If your asumption that the winding was shorted was correct, than a heavier gauge wire would indeed cause the breaker to trip even faster. But if you actually looked into what could be an actual problem with the use of this machine or just some basic electrical math and trouble shooting instead of just jumping right to the welder being FUBAR, then you would see that there is a simple solution here.
With out having all the unknown factors like actual wire length and even conductor size your cant calculate actual circuit voltage drop. Not to mention if the circuit goes around the house twice and has 10 less than stellar splices in it. You could have big problems getting the minimum 115 volts need by this machine.
But then again if you look at the user guide, even at best if you had a dedicated 20 amp circuit to only the plug that your plugged into and NO EXTENSION CORD, and had that thing cranked to the max you would still be popping breakers.
basic formulas for everyone
V = I x R (Voltage = Current multiplied by Resistance)
R = V / I (Resistance = Voltage divided by Current)
I = V / R (Current = Voltage Divided by Resistance)

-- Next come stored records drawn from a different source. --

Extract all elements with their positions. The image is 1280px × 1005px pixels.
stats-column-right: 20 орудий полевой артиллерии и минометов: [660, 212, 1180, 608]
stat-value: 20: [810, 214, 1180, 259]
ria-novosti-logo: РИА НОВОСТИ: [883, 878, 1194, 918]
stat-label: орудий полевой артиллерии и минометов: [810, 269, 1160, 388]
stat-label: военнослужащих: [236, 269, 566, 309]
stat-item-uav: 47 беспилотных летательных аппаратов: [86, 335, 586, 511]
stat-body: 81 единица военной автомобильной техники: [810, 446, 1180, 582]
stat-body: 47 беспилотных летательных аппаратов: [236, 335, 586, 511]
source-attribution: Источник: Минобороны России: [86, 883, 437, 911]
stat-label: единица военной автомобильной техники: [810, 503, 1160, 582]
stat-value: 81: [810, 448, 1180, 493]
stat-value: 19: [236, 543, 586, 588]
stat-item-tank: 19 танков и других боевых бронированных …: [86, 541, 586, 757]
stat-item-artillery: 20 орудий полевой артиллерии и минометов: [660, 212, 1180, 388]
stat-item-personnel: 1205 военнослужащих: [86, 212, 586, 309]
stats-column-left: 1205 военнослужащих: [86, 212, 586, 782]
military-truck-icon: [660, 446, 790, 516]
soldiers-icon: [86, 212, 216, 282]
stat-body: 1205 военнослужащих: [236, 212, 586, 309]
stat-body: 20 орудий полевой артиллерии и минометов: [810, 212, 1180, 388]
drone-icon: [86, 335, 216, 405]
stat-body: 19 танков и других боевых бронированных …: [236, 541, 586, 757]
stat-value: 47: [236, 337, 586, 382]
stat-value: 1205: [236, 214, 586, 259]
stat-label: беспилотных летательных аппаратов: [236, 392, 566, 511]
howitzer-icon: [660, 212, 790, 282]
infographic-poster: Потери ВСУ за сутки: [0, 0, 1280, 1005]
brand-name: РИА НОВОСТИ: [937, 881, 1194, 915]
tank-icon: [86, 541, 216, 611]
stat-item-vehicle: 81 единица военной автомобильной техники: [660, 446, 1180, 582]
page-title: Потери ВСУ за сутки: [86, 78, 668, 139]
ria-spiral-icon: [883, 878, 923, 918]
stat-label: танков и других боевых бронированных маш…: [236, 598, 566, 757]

Voltage drop calculator if your interested
http://www.electrician2.com/vd_calculator.htm
This here is directly from the users manual.
http://www.lincolnelectric.com/assets/servicenavigator-public/lincoln3/im725.pdf
Requirements For Rated Output
A
power cord with a 15 amp, 125 volt, three prong
plug (NEMA Type 5-15P) is factory installed on the
SP-135 PLUS. Connect this plug to a mating grounded
receptacle which is connected to a 20 amp branch
circuit with a nominal voltage rating of 115 to 125
volts, 60 Hertz, AC only.
The rated output with this installation is 90 amps, 18
Volts, 20% duty cycle (2 minutes of every 10 minutes
used for welding).
Requirements For Maximum Output
In order to utilize the maximum output capability of the
machine, a branch circuit capable of 25 amps at 115
to 125 volts, 60 Hertz is required. This generally
applies when welding steel that is equal to or greater
than 12 gauge, 0.105
” (2.5 mm) in thickness.
So at the end of the day get a dedicated circuit capable of handling what your doing and you will be fine. And (old man) Im not trying to be a prick or bust your balls, but with so many unknow factors and trying to trouble shoot stuff over the interweb you cant allways be right so dont ASS-U-ME that your the only one on here that knows anything about electricity/electronics.
/end rant
OK, a civilized discussion works for me. How do you explain how you are going to pull more current with a higher resistance in series with the machine? Current in a welder is based upon a few things. (1) voltage delivered to the welder (2) the inductance (simplified) of the transformer (3) strength of the arc ...ie the wire size.
The current through the transformer is really a function of the saturability of the core, the reluctance of the core, the Q of the transformer, the size of the wire, and the load, etc.
The load on the output of the transformer is really dependant on the arc. The arc depends on mainly on the voltage output, which is a function of the windings being selected by the switch and to a lesser amount the size of the wire/arc. Less voltage means less arc current.
Given the fact that it once worked and now doesn't, what changed? My first thought was the breaker, but it was said that the breaker was changed out. That pretty much leaves the welder pulling more current. What would cause that? There are several things; shorted windings on the transformer, a bad diode in the bridge. All of these things cause more current to be drawn. It would be interesting to see the welder put on a much bigger breaker and then seeing if it overheated and blew the thermal breaker.
I had a Craftsman (Century) 120v welder for years. I welded a lot of super thin sheetmetal material. To lessen the output power, I ran it on a large variac and dropped the voltage. Before that I used a wet pile resistor to limit the current. Using a small power cord acts like a voltage divider and also drops the voltage. Doing these things caused a reduction in current, not an increase.
Using the formula I=V/R, what happens to the current when you increase R? Since the R is in series, what happens to the voltage across the welder as the R is increased?
The standard house type breaker is referred to as a thermal-magnetic circuit breaker. They have what are called trip curves. A breaker does not instantly trip when its rated current is exceeded. Typically at a load of about 1.5 times the rated current,it can easlily take up to 2 minutes to trip. The OP said he could only weld an inch or two before it tripped. Lets call that 30 seconds of weld time. To get it to trip in that amount of time, you need to more than double the current. What can cause a doubling of current. Like I said, there are basically only a couple of things chat could double the current; a shorted winding on the transformer or a blown diode.
Having said all of this, it all depends on an accurate statement of the conditions by the OP. Without that, all bets are off.